Ive tried to add it on this module and the same is happening. I dont know what else to try

ddelnano commented 3 years ago

@ebrainte I would be surprised if the size of the pool mattered. While my Xenserver test environment is a single host, the XCP-ng deployment I used is a pool with 3 nodes.

ebrainte commented 3 years ago

@ddelnano finally, the issue was having too many hosts, hehe ;D

Ive found the issue. The module tries to create a TCP conn to the master host, instead of doing it directly to the host where the created vm is. That's why when you tried, it worked (probably because your VM booted on the master host).

I ran packer until the instance booted on the master host, and it worked, thats why i figured that out.

I will create a PR with the fix, but i want to keep testing more

fabiorauber commented 3 years ago

That explains a lot @ebrainte. The XCP-ng 7.6 Pool that was used for my tests has 11 servers, and the 8.0 one has 14. The odds of the machine starting on the Pool master in this situation are quite small.

@ddelnano, my XenOrchestra console works fine as well. I will try to run XCP-ng in a VM on my laptop, to compare the results.
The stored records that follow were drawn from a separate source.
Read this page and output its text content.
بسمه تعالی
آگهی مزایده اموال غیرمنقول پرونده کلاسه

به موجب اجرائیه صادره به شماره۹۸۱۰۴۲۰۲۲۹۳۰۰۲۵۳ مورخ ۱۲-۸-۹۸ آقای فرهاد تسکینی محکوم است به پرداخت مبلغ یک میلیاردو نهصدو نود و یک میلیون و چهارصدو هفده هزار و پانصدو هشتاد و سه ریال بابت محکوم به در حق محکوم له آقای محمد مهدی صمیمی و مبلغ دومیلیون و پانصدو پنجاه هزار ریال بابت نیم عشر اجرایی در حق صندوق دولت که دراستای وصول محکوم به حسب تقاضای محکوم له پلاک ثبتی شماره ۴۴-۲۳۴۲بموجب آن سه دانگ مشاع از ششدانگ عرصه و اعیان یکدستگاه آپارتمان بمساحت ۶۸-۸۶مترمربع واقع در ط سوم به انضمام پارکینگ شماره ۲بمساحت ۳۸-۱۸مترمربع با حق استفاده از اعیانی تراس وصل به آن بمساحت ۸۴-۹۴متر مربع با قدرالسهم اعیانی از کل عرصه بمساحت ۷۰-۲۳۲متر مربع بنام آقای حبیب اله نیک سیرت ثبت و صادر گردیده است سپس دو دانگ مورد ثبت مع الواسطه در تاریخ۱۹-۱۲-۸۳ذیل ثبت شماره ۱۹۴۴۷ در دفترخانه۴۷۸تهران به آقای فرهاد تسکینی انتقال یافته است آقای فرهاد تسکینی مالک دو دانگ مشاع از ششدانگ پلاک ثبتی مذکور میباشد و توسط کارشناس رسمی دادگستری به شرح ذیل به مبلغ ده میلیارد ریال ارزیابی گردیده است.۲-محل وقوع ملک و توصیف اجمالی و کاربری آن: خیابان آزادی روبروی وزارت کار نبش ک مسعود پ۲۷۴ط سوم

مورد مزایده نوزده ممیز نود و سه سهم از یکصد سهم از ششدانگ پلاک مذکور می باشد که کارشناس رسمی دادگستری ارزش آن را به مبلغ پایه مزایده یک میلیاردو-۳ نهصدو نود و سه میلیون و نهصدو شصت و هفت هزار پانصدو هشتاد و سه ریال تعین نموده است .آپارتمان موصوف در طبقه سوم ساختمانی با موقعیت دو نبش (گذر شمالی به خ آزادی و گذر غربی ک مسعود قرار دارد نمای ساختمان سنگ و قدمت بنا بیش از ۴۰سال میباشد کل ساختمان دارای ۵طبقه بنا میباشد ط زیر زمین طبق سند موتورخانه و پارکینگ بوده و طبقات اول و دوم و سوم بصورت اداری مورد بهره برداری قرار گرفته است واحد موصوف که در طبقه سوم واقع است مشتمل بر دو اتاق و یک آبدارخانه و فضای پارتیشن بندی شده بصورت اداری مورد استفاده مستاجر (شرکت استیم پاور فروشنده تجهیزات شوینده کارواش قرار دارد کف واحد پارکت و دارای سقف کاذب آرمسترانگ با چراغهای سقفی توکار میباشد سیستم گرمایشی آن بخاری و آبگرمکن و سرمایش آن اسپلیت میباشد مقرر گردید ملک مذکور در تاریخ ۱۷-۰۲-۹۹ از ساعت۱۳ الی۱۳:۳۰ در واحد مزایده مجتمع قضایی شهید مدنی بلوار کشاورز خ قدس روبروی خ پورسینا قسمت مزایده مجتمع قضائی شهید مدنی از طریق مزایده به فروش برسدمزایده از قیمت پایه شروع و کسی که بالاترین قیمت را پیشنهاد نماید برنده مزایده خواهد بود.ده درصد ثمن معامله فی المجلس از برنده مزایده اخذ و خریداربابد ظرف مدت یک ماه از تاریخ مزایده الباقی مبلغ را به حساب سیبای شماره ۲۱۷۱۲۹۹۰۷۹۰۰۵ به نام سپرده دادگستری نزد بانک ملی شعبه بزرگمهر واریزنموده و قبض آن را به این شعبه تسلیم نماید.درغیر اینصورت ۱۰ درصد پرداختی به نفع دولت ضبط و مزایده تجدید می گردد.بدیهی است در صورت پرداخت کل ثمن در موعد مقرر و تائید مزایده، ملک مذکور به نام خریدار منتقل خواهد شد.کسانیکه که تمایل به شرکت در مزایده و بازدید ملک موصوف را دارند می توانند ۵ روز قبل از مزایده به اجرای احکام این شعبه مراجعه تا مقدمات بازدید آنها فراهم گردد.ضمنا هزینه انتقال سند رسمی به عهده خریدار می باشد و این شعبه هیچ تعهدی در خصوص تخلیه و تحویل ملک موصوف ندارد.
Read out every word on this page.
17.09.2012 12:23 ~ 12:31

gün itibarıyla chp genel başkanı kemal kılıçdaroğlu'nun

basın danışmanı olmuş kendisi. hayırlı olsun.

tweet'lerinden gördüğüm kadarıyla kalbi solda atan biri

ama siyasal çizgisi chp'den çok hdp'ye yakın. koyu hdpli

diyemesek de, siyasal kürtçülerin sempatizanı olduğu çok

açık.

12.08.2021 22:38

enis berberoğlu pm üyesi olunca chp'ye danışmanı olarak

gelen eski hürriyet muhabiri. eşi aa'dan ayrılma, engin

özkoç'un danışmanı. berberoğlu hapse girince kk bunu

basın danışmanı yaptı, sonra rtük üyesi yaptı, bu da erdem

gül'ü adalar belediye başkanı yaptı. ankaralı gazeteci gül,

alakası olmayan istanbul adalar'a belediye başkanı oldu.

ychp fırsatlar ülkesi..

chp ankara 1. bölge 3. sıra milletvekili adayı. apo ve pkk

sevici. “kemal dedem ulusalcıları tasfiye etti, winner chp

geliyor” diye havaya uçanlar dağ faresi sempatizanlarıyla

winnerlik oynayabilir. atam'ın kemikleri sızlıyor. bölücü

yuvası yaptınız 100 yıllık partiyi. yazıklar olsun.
4censord commented 3 years ago

You guys did just fix my problem i didn't know understand i had... Everything was working on my dev system with 1 host, but everything was failing on some bigger pools

ddelnano commented 3 years ago

haha I stand corrected and now in hindsight it makes alot of sense 😄

ebrainte commented 3 years ago

Ive created a PR for this issue: https://github.com/ddelnano/packer-plugin-xenserver/pull/15

ddelnano commented 3 years ago

Thanks to @ebrainte, the fix will be released in v0.3.1!